The sentencing judge had before him a report from an officer of FACS, which outlines Alex's behavioural problems, particularly his preoccupation with sexuality and his attempts to engage other young people, both male and female, in sexual activity. This may help to explain why Alex was still keen to be with the appellant on the afternoon of 1 December 1996, notwithstanding the indecencies to which he was subject earlier that day.
The sentencing judge described the offences as committed in breach of trust reposed in the appellant by the victim's father. I do not think that this case can be viewed as the ordinary case of breach of trust towards a young person. It seems that the victim's father encouraged the appellant on that day to spend time with the victim. The victim was the overnight responsibility of his own father who allowed the victim to be alone with the appellant. That, of course, does not excuse what happened but in this respect I do not see the facts to be in the same light as did the sentencing judge.
The victim comes from an unfortunate and troubled background in which he has demonstrated his unreliability. Unfortunately the court is left without any satisfactory material, beyond common experience, to assess the likely impact of the appellant's behaviour on a 12 year old boy, in this case, one who is sexually precocious.
The appellant was entitled to require his guilt to be established before a jury and in the sentencing process he is not to be disadvantaged on that account. However, he cannot claim any discount for a plea. Moreover, there is no evidence of contrition and this is, of course, a matter of concern.
Mr Rofe QC, the Director of Public Prosecutions, has acknowledged that this sentence should be reduced. I am persuaded that this court should interfere. The sentence could only be justified on the basis that the appellant had put Alex at risk of disease, combined with a breach of trust. The former element is not present. The latter element is not one which I would have given weight in the particular circumstances which I have described.
In my opinion, the appeal against sentence should be allowed and there should be substituted one sentence of imprisonment of 20 months, with a non parole period of nine months. I would not suspend the sentence.
Doyle CJ:
I agree with Williams J, that the appeal should be allowed.

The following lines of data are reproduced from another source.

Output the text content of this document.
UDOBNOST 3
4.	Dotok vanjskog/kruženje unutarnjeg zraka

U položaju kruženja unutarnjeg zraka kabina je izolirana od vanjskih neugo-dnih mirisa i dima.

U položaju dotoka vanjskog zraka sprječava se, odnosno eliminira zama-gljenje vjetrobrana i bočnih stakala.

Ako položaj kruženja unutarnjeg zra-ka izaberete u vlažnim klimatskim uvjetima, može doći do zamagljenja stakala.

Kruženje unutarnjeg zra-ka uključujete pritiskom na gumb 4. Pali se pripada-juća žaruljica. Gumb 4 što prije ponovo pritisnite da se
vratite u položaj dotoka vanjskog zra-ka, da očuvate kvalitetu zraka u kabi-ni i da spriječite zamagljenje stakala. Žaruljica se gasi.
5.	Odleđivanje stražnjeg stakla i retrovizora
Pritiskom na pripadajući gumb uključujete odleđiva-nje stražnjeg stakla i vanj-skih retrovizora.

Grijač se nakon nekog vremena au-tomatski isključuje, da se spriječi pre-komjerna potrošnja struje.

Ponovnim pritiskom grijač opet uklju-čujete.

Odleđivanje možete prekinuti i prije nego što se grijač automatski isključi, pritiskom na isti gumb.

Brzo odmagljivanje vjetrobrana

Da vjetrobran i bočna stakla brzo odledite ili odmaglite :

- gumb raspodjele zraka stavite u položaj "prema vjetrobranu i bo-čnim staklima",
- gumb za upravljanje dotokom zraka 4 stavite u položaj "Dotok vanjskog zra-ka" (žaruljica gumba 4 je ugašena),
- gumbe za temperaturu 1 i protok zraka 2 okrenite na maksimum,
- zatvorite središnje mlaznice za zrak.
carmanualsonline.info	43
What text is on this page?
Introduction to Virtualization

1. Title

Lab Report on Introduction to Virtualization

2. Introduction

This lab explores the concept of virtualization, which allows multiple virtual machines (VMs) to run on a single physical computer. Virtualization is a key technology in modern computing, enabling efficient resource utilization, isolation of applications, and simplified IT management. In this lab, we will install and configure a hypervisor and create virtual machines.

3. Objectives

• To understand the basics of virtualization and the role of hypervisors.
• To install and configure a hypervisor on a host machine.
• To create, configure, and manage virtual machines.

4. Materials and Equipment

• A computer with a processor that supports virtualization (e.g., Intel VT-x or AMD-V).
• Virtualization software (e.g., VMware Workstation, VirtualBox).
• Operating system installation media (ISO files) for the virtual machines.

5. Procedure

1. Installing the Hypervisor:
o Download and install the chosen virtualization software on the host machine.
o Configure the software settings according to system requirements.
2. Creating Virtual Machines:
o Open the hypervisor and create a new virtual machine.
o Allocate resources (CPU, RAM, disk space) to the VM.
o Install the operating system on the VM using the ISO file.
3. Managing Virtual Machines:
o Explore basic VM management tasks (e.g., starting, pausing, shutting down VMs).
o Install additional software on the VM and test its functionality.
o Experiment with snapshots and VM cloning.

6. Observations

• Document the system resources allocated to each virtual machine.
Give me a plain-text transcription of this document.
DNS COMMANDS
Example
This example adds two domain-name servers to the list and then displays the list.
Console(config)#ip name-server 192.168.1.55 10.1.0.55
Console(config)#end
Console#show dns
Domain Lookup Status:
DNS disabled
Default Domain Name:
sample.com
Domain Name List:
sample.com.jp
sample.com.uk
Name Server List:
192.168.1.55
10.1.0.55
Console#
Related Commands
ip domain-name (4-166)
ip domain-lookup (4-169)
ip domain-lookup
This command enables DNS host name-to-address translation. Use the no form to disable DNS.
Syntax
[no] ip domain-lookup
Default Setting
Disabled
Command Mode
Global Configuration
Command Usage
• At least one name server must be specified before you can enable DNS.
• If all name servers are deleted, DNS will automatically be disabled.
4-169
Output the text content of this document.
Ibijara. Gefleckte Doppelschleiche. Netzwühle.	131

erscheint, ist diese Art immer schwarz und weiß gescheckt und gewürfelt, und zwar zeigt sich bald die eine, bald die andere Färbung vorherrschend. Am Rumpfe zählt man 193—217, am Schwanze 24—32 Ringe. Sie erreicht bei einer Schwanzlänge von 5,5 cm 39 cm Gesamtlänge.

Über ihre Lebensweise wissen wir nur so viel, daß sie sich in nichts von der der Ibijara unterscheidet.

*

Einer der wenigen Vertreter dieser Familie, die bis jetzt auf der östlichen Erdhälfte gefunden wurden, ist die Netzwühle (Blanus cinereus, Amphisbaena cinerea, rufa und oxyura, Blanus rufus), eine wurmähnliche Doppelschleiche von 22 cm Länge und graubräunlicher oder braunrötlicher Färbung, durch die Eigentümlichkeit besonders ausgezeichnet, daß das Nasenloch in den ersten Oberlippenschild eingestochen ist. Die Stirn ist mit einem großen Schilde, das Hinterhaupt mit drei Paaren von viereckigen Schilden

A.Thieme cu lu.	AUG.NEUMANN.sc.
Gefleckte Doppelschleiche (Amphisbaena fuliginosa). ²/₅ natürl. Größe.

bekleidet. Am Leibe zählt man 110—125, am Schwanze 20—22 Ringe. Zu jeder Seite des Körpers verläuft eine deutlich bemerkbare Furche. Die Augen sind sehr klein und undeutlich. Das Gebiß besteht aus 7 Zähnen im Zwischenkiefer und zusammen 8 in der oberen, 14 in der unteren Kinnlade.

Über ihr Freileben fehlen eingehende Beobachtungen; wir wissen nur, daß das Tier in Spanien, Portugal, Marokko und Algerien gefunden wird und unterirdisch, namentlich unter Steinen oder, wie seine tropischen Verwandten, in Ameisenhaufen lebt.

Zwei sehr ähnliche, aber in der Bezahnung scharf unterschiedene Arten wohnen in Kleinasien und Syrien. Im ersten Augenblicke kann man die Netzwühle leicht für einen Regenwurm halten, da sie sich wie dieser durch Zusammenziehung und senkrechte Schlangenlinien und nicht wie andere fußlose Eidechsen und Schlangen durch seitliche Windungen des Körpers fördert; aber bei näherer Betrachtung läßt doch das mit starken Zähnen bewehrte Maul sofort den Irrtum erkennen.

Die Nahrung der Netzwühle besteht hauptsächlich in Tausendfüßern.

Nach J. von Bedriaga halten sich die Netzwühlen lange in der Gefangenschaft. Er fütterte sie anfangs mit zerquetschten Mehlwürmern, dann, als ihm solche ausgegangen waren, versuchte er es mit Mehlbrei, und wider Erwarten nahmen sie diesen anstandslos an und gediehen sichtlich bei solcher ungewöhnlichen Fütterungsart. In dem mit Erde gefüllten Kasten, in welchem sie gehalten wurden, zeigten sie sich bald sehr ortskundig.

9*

And I agree with the sentence proposed by Williams J.
In my opinion, the sentence imposed was too high. The offence is a serious one, it is also quite prevalent. The protection of children from such conduct and the need to deter potential offenders both require a firm response from the courts to this offence. However, the sentence appears to be out of line with the sentences in other relevant cases drawn to the court's attention.
I also consider that the appellant's previous good character should have led to a greater reduction in the head sentence than the District Court judge allowed. I consider that there are good prospects that the appellant will not offend again. His good record suggests that he is a good candidate for parole. For that reason it is appropriate to fix a lower proportion than usual, but the District Court judge also fixed a relatively low non-parole period and I agree with that approach. I would not suspend the sentence, the offence is, in my opinion, too serious for that to be done very often in the case of this offence; as well its prevalence means that a clear message must be given to the community that this is an offence likely to attract an immediate custodial penalty.
The appellant's good character and the prospects of him reforming are entitled to weight, but in the end I am not persuaded that the sentence should be suspended. For those brief reasons I agree with Williams J.
OLSSON J:
I agree with what has fallen both from the Chief Justice and from Williams J.
DOYLE CJ:
Accordingly the orders of the court are as follows: Order:
appeal allowed;
set aside the sentence imposed by the District Court;
substitute a single sentence of 20 months imprisonment and in relation to that sentence fix a non-parole period of 9 months imprisonment;
order that the head sentence and non-parole period commence from 24 October, 1997.